Die AOK Bayern hatte die Abschlagszahlungen maximal in Höhe von 11 Euro pro eingeschriebenen Versicherten gekürzt – das sind 50 Prozent der laut HzV-Vertrag zu leistenden Abschlagszahlung. Durchschnittlich betrug die Kürzung monatlich 1100 Euro, bei rund 57 Prozent aller Fälle handelte es sich um Beträge unter 1000 Euro – nach AOK-Ansicht keine Summen, die die Liquidität oder gar die hausärztliche Versorgung insgesamt gefährden.
Auch hier widerspricht das Gericht: Auf ein Quartal hochgerechnet ergäben sich pro Arzt 3300 Euro. Unter den Praxen befänden sich auch solche, deren Liquidität selbst bei Kürzung relativ geringer Beträge gefährdet sei. Die rein pauschale statistische Betrachtungsweise der AOK sei deshalb nicht sachdienlich.
Grundsätzlich dürften Überzahlungen und Erstattungsansprüche der AOK nicht mit den monatlichen Abschlagszahlungen verrechnet werden, sondern nur mit den Schlusszahlungen am Ende eines Quartals.
„Die AOK Bayern vertritt dazu eine andere Rechtsauffassung“, erklärte ein Sprecher der Kasse laut der Ärzte Zeitung. Man werde die Honorarabschlagszahlungen jetzt ohne Verrechnung an den BHÄV überweisen und nach Prüfung des Beschlusses des Sozialgerichts über das weitere Vorgehen beraten.

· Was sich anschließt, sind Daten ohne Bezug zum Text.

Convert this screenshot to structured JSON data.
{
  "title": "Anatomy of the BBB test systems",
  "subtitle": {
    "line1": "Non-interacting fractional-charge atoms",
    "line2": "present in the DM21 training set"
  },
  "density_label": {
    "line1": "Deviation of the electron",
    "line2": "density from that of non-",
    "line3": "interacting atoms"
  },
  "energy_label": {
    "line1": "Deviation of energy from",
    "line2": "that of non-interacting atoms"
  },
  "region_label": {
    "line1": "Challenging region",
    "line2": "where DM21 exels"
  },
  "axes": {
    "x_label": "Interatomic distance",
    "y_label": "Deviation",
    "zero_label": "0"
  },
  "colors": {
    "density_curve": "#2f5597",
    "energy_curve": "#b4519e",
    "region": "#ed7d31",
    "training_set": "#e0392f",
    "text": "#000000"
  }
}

BHÄV-Vorsitzender Dr. Dieter Geis hatte das Vorgehen der Kasse perfide genannt. Diese versuche, „die bayerischen Hausärzte generell unter den Verdacht der Falschabrechnung zu stellen“. Die AOK gefährde damit den sozialen Frieden und die medizinische Versorgung. In mehreren Rundschreiben hatte der BHÄV die Forderungen und das Vorgehen als „eindeutig vertragswidrig“ bezeichnet.
Die AOK Bayern hatte sich verteidigt und betont: „Auch eingetragene Vereine müssen Gesetze anerkennen“, kontert Dr. Helmut Platzer, AOK-Vorstandsvorsitzender in Bayern. Wenn Leistungen zu Unrecht in Rechnung gestellt würden, seien Krankenkassen verpflichtet, diese zurückzufordern.